Cognitive abilities seem to interfere with psychosocial adjustment in children with narcolepsy. School difficulties appear to be higher in NIQ-N compared to NIQ-C, which is not the case in children with HIQ. This may be related to the impact of sleepiness on daytime cognitive functioning. The cognitive profile of NIQ-N children could reflect less compensation possibilities than HIQ-N, resulting in a pervasive impact on daily-life [37]. Interestingly, HIQ-N reported fewer conducts disorders than HIQ-C, suggesting that their intellectual abilities might be considered as a “protective factor”—as has been reported regarding the mental health of children with chronic diseases [10]—helping them to better cope with their chronic pathology [38], developing more mature behaviors compared to their peers and thus promoting psychosocial adjustments. Another possibility is that the HIQ-C children who were referred to our center had more psychosocial problems. The HIQ-C group was mostly composed of children who came for school orientation related issues, whereas most NIQ-C children were enrolled in a research study because they did not have sleep disorders. However, this may be representative of what is found in the general population: children with HIQ are at risk of sleep disorders [17]. A recent study found that this risk is increased by 4.67 times in children with higher intellectual potential [39].

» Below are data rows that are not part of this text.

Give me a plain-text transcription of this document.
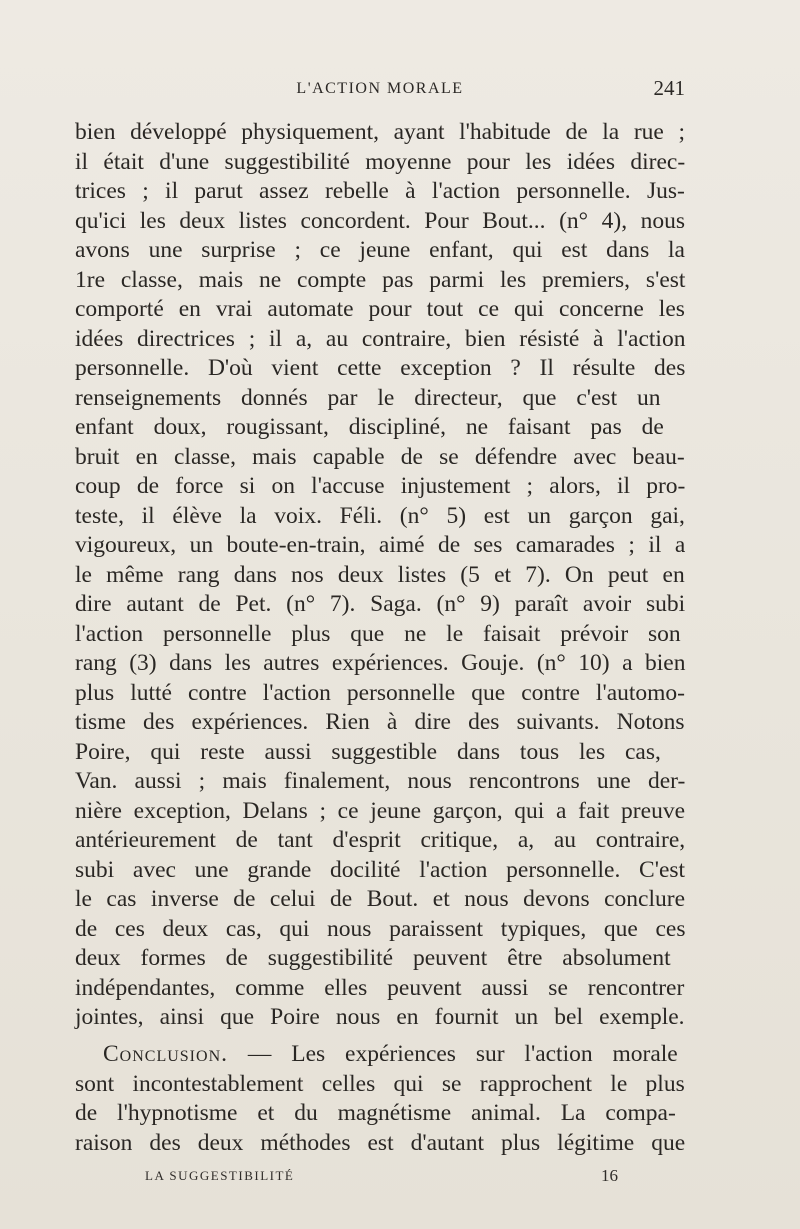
L'ACTION MORALE	241
bien développé physiquement, ayant l'habitude de la rue ;
il était d'une suggestibilité moyenne pour les idées direc-
trices ; il parut assez rebelle à l'action personnelle. Jus-
qu'ici les deux listes concordent. Pour Bout... (n° 4), nous
avons une surprise ; ce jeune enfant, qui est dans la
1re classe, mais ne compte pas parmi les premiers, s'est
comporté en vrai automate pour tout ce qui concerne les
idées directrices ; il a, au contraire, bien résisté à l'action
personnelle. D'où vient cette exception ? Il résulte des
renseignements donnés par le directeur, que c'est un
enfant doux, rougissant, discipliné, ne faisant pas de
bruit en classe, mais capable de se défendre avec beau-
coup de force si on l'accuse injustement ; alors, il pro-
teste, il élève la voix. Féli. (n° 5) est un garçon gai,
vigoureux, un boute-en-train, aimé de ses camarades ; il a
le même rang dans nos deux listes (5 et 7). On peut en
dire autant de Pet. (n° 7). Saga. (n° 9) paraît avoir subi
l'action personnelle plus que ne le faisait prévoir son
rang (3) dans les autres expériences. Gouje. (n° 10) a bien
plus lutté contre l'action personnelle que contre l'automo-
tisme des expériences. Rien à dire des suivants. Notons
Poire, qui reste aussi suggestible dans tous les cas,
Van. aussi ; mais finalement, nous rencontrons une der-
nière exception, Delans ; ce jeune garçon, qui a fait preuve
antérieurement de tant d'esprit critique, a, au contraire,
subi avec une grande docilité l'action personnelle. C'est
le cas inverse de celui de Bout. et nous devons conclure
de ces deux cas, qui nous paraissent typiques, que ces
deux formes de suggestibilité peuvent être absolument
indépendantes, comme elles peuvent aussi se rencontrer
jointes, ainsi que Poire nous en fournit un bel exemple.
Conclusion. — Les expériences sur l'action morale
sont incontestablement celles qui se rapprochent le plus
de l'hypnotisme et du magnétisme animal. La compa-
raison des deux méthodes est d'autant plus légitime que
LA SUGGESTIBILITÉ	16
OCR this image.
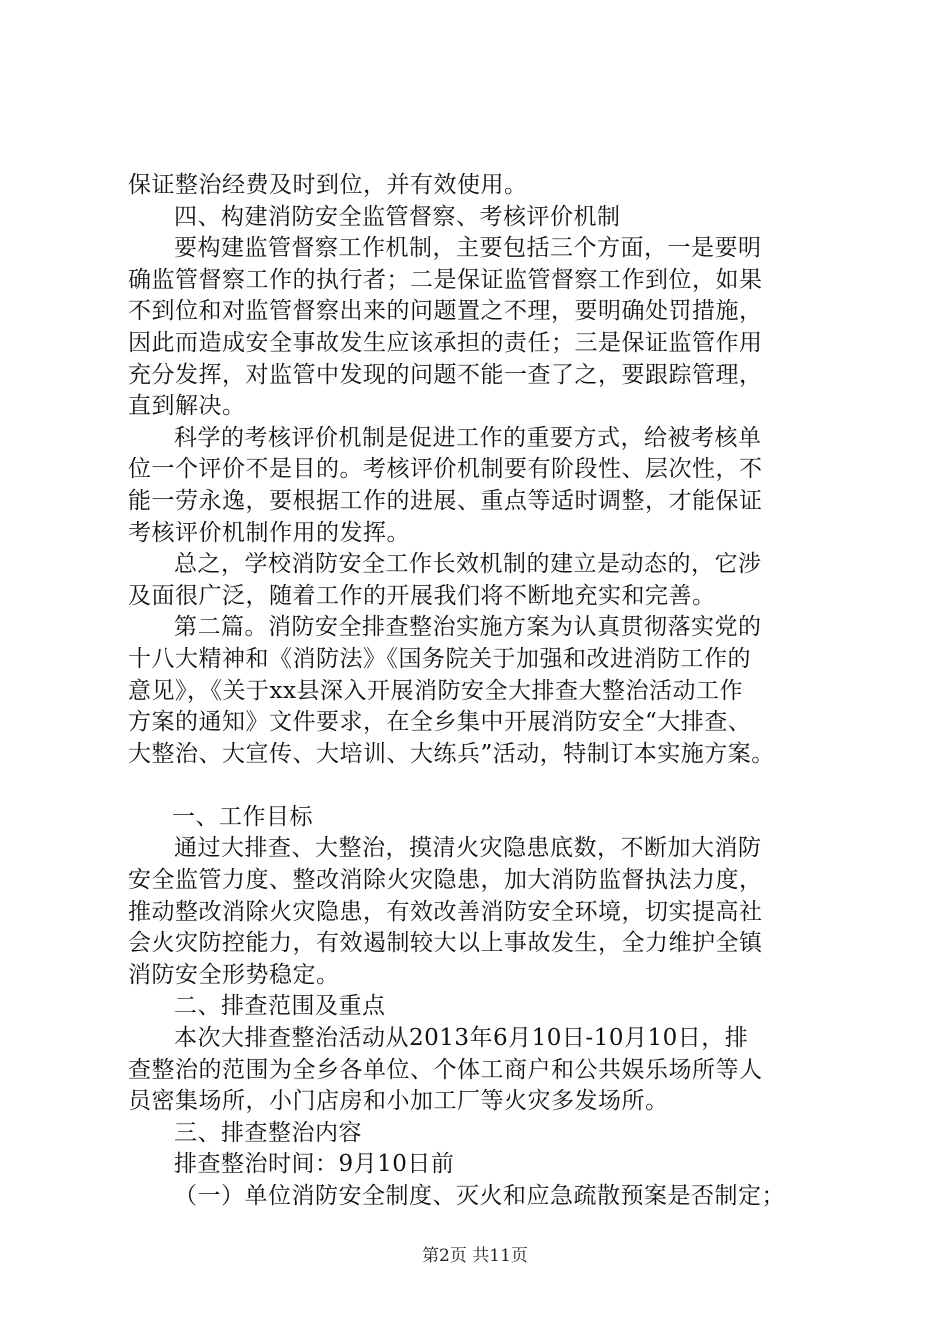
保证整治经费及时到位，并有效使用。
四、构建消防安全监管督察、考核评价机制
要构建监管督察工作机制，主要包括三个方面，一是要明
确监管督察工作的执行者；二是保证监管督察工作到位，如果
不到位和对监管督察出来的问题置之不理，要明确处罚措施，
因此而造成安全事故发生应该承担的责任；三是保证监管作用
充分发挥，对监管中发现的问题不能一查了之，要跟踪管理，
直到解决。
科学的考核评价机制是促进工作的重要方式，给被考核单
位一个评价不是目的。考核评价机制要有阶段性、层次性，不
能一劳永逸，要根据工作的进展、重点等适时调整，才能保证
考核评价机制作用的发挥。
总之，学校消防安全工作长效机制的建立是动态的，它涉
及面很广泛，随着工作的开展我们将不断地充实和完善。
第二篇。消防安全排查整治实施方案为认真贯彻落实党的
十八大精神和《消防法》《国务院关于加强和改进消防工作的
意见》，《关于xx县深入开展消防安全大排查大整治活动工作
方案的通知》文件要求，在全乡集中开展消防安全“大排查、
大整治、大宣传、大培训、大练兵”活动，特制订本实施方案。
一、工作目标
通过大排查、大整治，摸清火灾隐患底数，不断加大消防
安全监管力度、整改消除火灾隐患，加大消防监督执法力度，
推动整改消除火灾隐患，有效改善消防安全环境，切实提高社
会火灾防控能力，有效遏制较大以上事故发生，全力维护全镇
消防安全形势稳定。
二、排查范围及重点
本次大排查整治活动从2013年6月10日-10月10日，排
查整治的范围为全乡各单位、个体工商户和公共娱乐场所等人
员密集场所，小门店房和小加工厂等火灾多发场所。
三、排查整治内容
排查整治时间：9月10日前
（一）单位消防安全制度、灭火和应急疏散预案是否制定；
第2页 共11页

The present study has other limitations. The control children underwent their PSG at home, which may not be comparable to the hospital sleep experienced by the children with narcolepsy. Moreover, only a single-night PSG was recorded, which may not reflect usual sleep characteristics. Furthermore, 62% of the children with narcolepsy were on medication at the time of the psychometric assessment, with nevertheless an equal representation of treated subjects in HIQ-N and NIQ-N groups. A recent study explored the evolution of cognitive abilities from diagnosis (without treatment) to one-year follow-up under medication [13] and reported an increase in IQ (especially processing speed and perceptual reasoning) to levels comparable to that of control children. Because treatment decreases symptoms and improves vigilance levels, their performances under treatment can be considered to reflect their full cognitive abilities. Finally, although there was no significant difference between groups concerning parental socio-economic levels, there was a significant prevalence of high socio-economic levels in the overall cohort, which may not be representative of the general population. To conclude, although these results provide a better understanding of the cognitive functioning of children with narcolepsy, it may be specific to this sample. Studies conducted on the intellectual capacities of children with narcolepsy (including this one) are few and carried out on small samples [11,12,14]. Additional studies are needed to validate these initial observations.

5. Conclusions

In children with HIQ, those with narcolepsy appear to have a different cognitive profile than controls. A high intellectual potential could act as a protective factor against the impact of the disease on cognitive and adaptive functioning. Conversely, NIQ could predict a greater impact of the condition on children’s daily-life functioning, highlighting the need for a multifactorial management of narcolepsy.